Por Cleber Lourenço
A Procuradoria-Geral da República rejeitou a proposta de acordo de colaboração premiada apresentada pelo ex-presidente do BRB, Paulo Henrique Costa, investigado no âmbito da Operação Compliance Zero, que apura suposto esquema de fraudes financeiras, lavagem de dinheiro e irregularidades envolvendo o Banco Master.
A decisão ocorre menos de duas semanas após Costa recorrer ao Supremo Tribunal Federal (STF) para reclamar que sua tentativa de colaboração não vinha recebendo resposta da PGR. Em petição protocolada no dia 12 de junho, a defesa do ex-dirigente afirmou que o órgão havia ignorado as tratativas iniciadas para um eventual acordo.
Na manifestação apresentada ao Supremo, a defesa alegou que Paulo Henrique Costa possuía informações relevantes relacionadas às investigações e sustentou que a ausência de resposta da Procuradoria acabava impedindo o avanço das negociações.
O pedido chamou atenção porque surgiu em meio às discussões sobre possíveis acordos de colaboração envolvendo investigados do caso Banco Master, inclusive o empresário Daniel Vorcaro.
A recusa da PGR, entretanto, indica que o órgão não identificou elementos considerados suficientes para justificar a celebração do acordo.
Petição ao STF
Conforme revelou o ICL Notícias, Paulo Henrique Costa recorreu ao Supremo alegando que tentava colaborar com as investigações e que a Procuradoria não havia se manifestado sobre a proposta apresentada por sua defesa.
A petição foi protocolada após o avanço das investigações da Operação Compliance Zero e buscava levar ao conhecimento do Supremo a situação das negociações.

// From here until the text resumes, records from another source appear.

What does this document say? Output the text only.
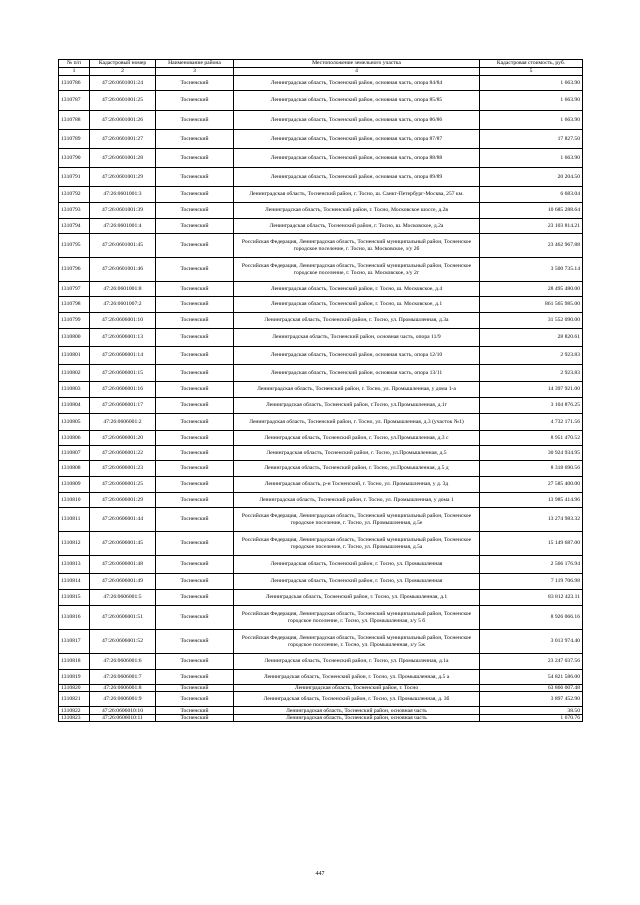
№ п/п	Кадастровый номер	Наименование района	Местоположение земельного участка	Кадастровая стоимость, руб.
1	2	3	4	5
1310786	47:26:0601001:24	Тосненский	Ленинградская область, Тосненский район, основная часть, опора 84/84	1 663.90
1310787	47:26:0601001:25	Тосненский	Ленинградская область, Тосненский район, основная часть, опора 85/85	1 663.90
1310788	47:26:0601001:26	Тосненский	Ленинградская область, Тосненский район, основная часть, опора 86/86	1 663.90
1310789	47:26:0601001:27	Тосненский	Ленинградская область, Тосненский район, основная часть, опора 87/87	17 827.50
1310790	47:26:0601001:28	Тосненский	Ленинградская область, Тосненский район, основная часть, опора 88/88	1 663.90
1310791	47:26:0601001:29	Тосненский	Ленинградская область, Тосненский район, основная часть, опора 89/89	20 204.50
1310792	47:26:0601001:3	Тосненский	Ленинградская область, Тосненский район, г. Тосно, ш. Санкт-Петербург-Москва, 257 км.	6 683.04
1310793	47:26:0601001:39	Тосненский	Ленинградская область, Тосненский район, г. Тосно, Московское шоссе, д.2в	10 685 288.64
1310794	47:26:0601001:4	Тосненский	Ленинградская область, Тосненский район, г. Тосно, ш. Московское, д.2а	23 103 814.21
1310795	47:26:0601001:45	Тосненский	Российская Федерация, Ленинградская область, Тосненский муниципальный район, Тосненское городское поселение, г. Тосно, ш. Московское, з/у 2б	23 462 967.88
1310796	47:26:0601001:46	Тосненский	Российская Федерация, Ленинградская область, Тосненский муниципальный район, Тосненское городское поселение, г. Тосно, ш. Московское, з/у 2г	3 500 735.14
1310797	47:26:0601001:8	Тосненский	Ленинградская область, Тосненский район, г. Тосно, ш. Московское, д.4	28 495 480.00
1310798	47:26:0601007:2	Тосненский	Ленинградская область, Тосненский район, г. Тосно, ш. Московское, д.1	861 565 985.00
1310799	47:26:0606001:10	Тосненский	Ленинградская область, Тосненский район, г. Тосно, ул. Промышленная, д.3а	31 552 090.00
1310800	47:26:0606001:13	Тосненский	Ленинградская область, Тосненский район, основная часть, опора 11/9	28 820.61
1310801	47:26:0606001:14	Тосненский	Ленинградская область, Тосненский район, основная часть, опора 12/10	2 923.83
1310802	47:26:0606001:15	Тосненский	Ленинградская область, Тосненский район, основная часть, опора 13/11	2 923.83
1310803	47:26:0606001:16	Тосненский	Ленинградская область, Тосненский район, г. Тосно, ул. Промышленная, у дома 1-а	14 397 921.00
1310804	47:26:0606001:17	Тосненский	Ленинградская область, Тосненский район, г.Тосно, ул.Промышленная, д.1г	3 104 876.25
1310805	47:26:0606001:2	Тосненский	Ленинградская область, Тосненский район, г. Тосно, ул. Промышленная, д.3 (участок №1)	4 732 171.56
1310806	47:26:0606001:20	Тосненский	Ленинградская область, Тосненский район, г. Тосно, ул.Промышленная, д.3 с	8 951 470.52
1310807	47:26:0606001:22	Тосненский	Ленинградская область, Тосненский район, г. Тосно, ул.Промышленная, д.5	30 924 934.95
1310808	47:26:0606001:23	Тосненский	Ленинградская область, Тосненский район, г. Тосно, ул.Промышленная, д.5 д	8 318 690.56
1310809	47:26:0606001:25	Тосненский	Ленинградская область, р-н Тосненский, г. Тосно, ул. Промышленная, у д. 3д	27 585 400.00
1310810	47:26:0606001:29	Тосненский	Ленинградская область, Тосненский район, г. Тосно, ул. Промышленная, у дома 1	13 985 414.96
1310811	47:26:0606001:44	Тосненский	Российская Федерация, Ленинградская область, Тосненский муниципальный район, Тосненское городское поселение, г. Тосно, ул. Промышленная, д.5е	13 274 983.32
1310812	47:26:0606001:45	Тосненский	Российская Федерация, Ленинградская область, Тосненский муниципальный район, Тосненское городское поселение, г. Тосно, ул. Промышленная, д.5а	15 149 687.00
1310813	47:26:0606001:48	Тосненский	Ленинградская область, Тосненский район, г. Тосно, ул. Промышленная	2 566 176.94
1310814	47:26:0606001:49	Тосненский	Ленинградская область, Тосненский район, г. Тосно, ул. Промышленная	7 119 706.98
1310815	47:26:0606001:5	Тосненский	Ленинградская область, Тосненский район, г. Тосно, ул. Промышленная, д.1	83 812 423.11
1310816	47:26:0606001:51	Тосненский	Российская Федерация, Ленинградская область, Тосненский муниципальный район, Тосненское городское поселение, г. Тосно, ул. Промышленная, з/у 5 б	8 926 066.16
1310817	47:26:0606001:52	Тосненский	Российская Федерация, Ленинградская область, Тосненский муниципальный район, Тосненское городское поселение, г. Тосно, ул. Промышленная, з/у 5ж	3 013 974.40
1310818	47:26:0606001:6	Тосненский	Ленинградская область, Тосненский район, г. Тосно, ул. Промышленная, д.1а	23 247 037.56
1310819	47:26:0606001:7	Тосненский	Ленинградская область, Тосненский район, г. Тосно, ул. Промышленная, д.5 а	54 821 586.00
1310820	47:26:0606001:8	Тосненский	Ленинградская область, Тосненский район, г. Тосно	63 866 007.48
1310821	47:26:0606001:9	Тосненский	Ленинградская область, Тосненский район, г. Тосно, ул. Промышленная, д. 3б	3 897 452.90
1310822	47:26:0606010:10	Тосненский	Ленинградская область, Тосненский район, основная часть	38.50
1310823	47:26:0606010:11	Тосненский	Ленинградская область, Тосненский район, основная часть	1 670.76
447
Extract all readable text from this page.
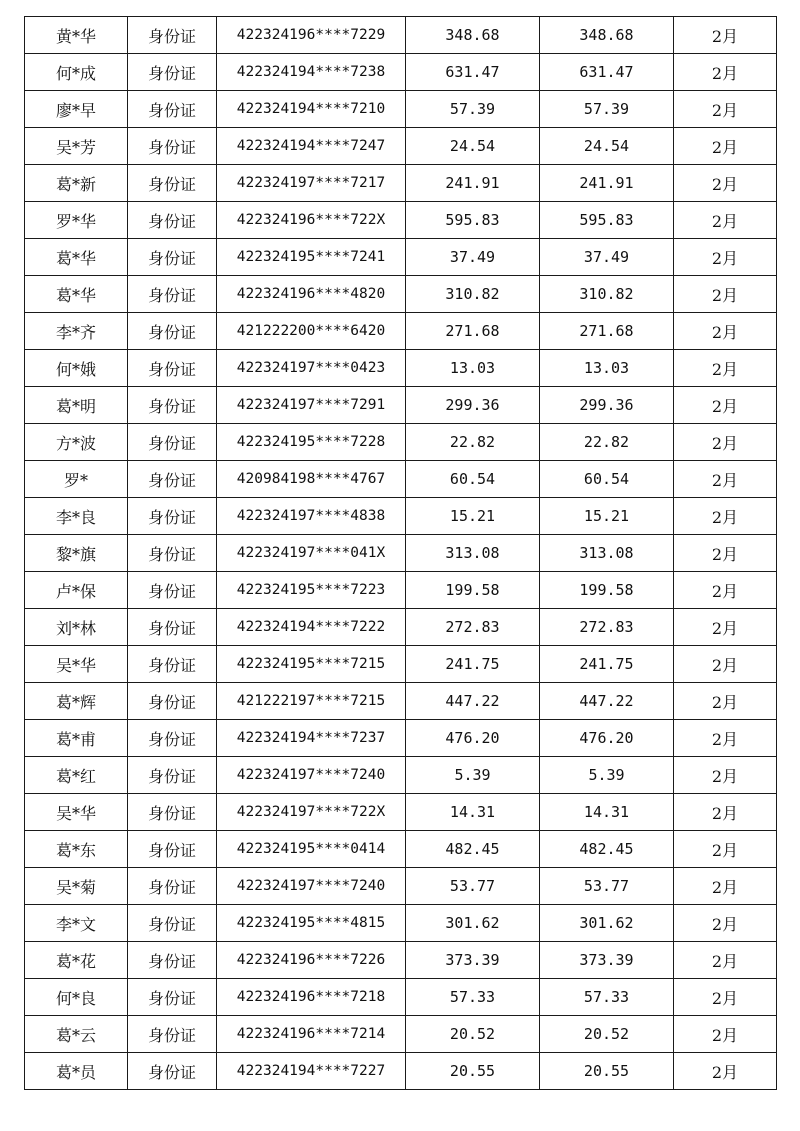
黄*华	身份证	422324196****7229	348.68	348.68	2月
何*成	身份证	422324194****7238	631.47	631.47	2月
廖*早	身份证	422324194****7210	57.39	57.39	2月
吴*芳	身份证	422324194****7247	24.54	24.54	2月
葛*新	身份证	422324197****7217	241.91	241.91	2月
罗*华	身份证	422324196****722X	595.83	595.83	2月
葛*华	身份证	422324195****7241	37.49	37.49	2月
葛*华	身份证	422324196****4820	310.82	310.82	2月
李*齐	身份证	421222200****6420	271.68	271.68	2月
何*娥	身份证	422324197****0423	13.03	13.03	2月
葛*明	身份证	422324197****7291	299.36	299.36	2月
方*波	身份证	422324195****7228	22.82	22.82	2月
罗*	身份证	420984198****4767	60.54	60.54	2月
李*良	身份证	422324197****4838	15.21	15.21	2月
黎*旗	身份证	422324197****041X	313.08	313.08	2月
卢*保	身份证	422324195****7223	199.58	199.58	2月
刘*林	身份证	422324194****7222	272.83	272.83	2月
吴*华	身份证	422324195****7215	241.75	241.75	2月
葛*辉	身份证	421222197****7215	447.22	447.22	2月
葛*甫	身份证	422324194****7237	476.20	476.20	2月
葛*红	身份证	422324197****7240	5.39	5.39	2月
吴*华	身份证	422324197****722X	14.31	14.31	2月
葛*东	身份证	422324195****0414	482.45	482.45	2月
吴*菊	身份证	422324197****7240	53.77	53.77	2月
李*文	身份证	422324195****4815	301.62	301.62	2月
葛*花	身份证	422324196****7226	373.39	373.39	2月
何*良	身份证	422324196****7218	57.33	57.33	2月
葛*云	身份证	422324196****7214	20.52	20.52	2月
葛*员	身份证	422324194****7227	20.55	20.55	2月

A defesa sustentou que Costa pretendia contribuir com as investigações e que a ausência de resposta mantinha indefinida sua situação jurídica.
Agora, a rejeição formal da proposta encerra, ao menos neste momento, a possibilidade de um acordo de colaboração.
Estratégia semelhante à de Vorcaro
A negativa da PGR também se soma às dificuldades enfrentadas por Daniel Vorcaro para avançar em negociações de colaboração.
Nas últimas semanas, fontes ligadas às investigações já afirmavam que a Polícia Federal e o Ministério Público avaliavam que as propostas apresentadas por investigados do caso não traziam elementos considerados inéditos ou suficientemente relevantes.
No caso de Vorcaro, integrantes da investigação vinham demonstrando ceticismo em relação às informações oferecidas pelo empresário. A avaliação, segundo pessoas que acompanham o caso, é de que os órgãos de investigação já dispõem de um volume expressivo de provas obtidas por meio de buscas e apreensões, quebras de sigilo bancário, relatórios financeiros e cooperação internacional.
A rejeição da proposta de Paulo Henrique Costa reforça essa percepção.
Operação Compliance Zero
Paulo Henrique Costa foi preso na Operação Compliance Zero, que investiga suspeitas de fraudes financeiras, lavagem de dinheiro e irregularidades envolvendo operações ligadas ao Banco Master.
As investigações apuram movimentações financeiras, estruturas societárias e operações que teriam sido utilizadas para ocultação patrimonial e circulação de recursos.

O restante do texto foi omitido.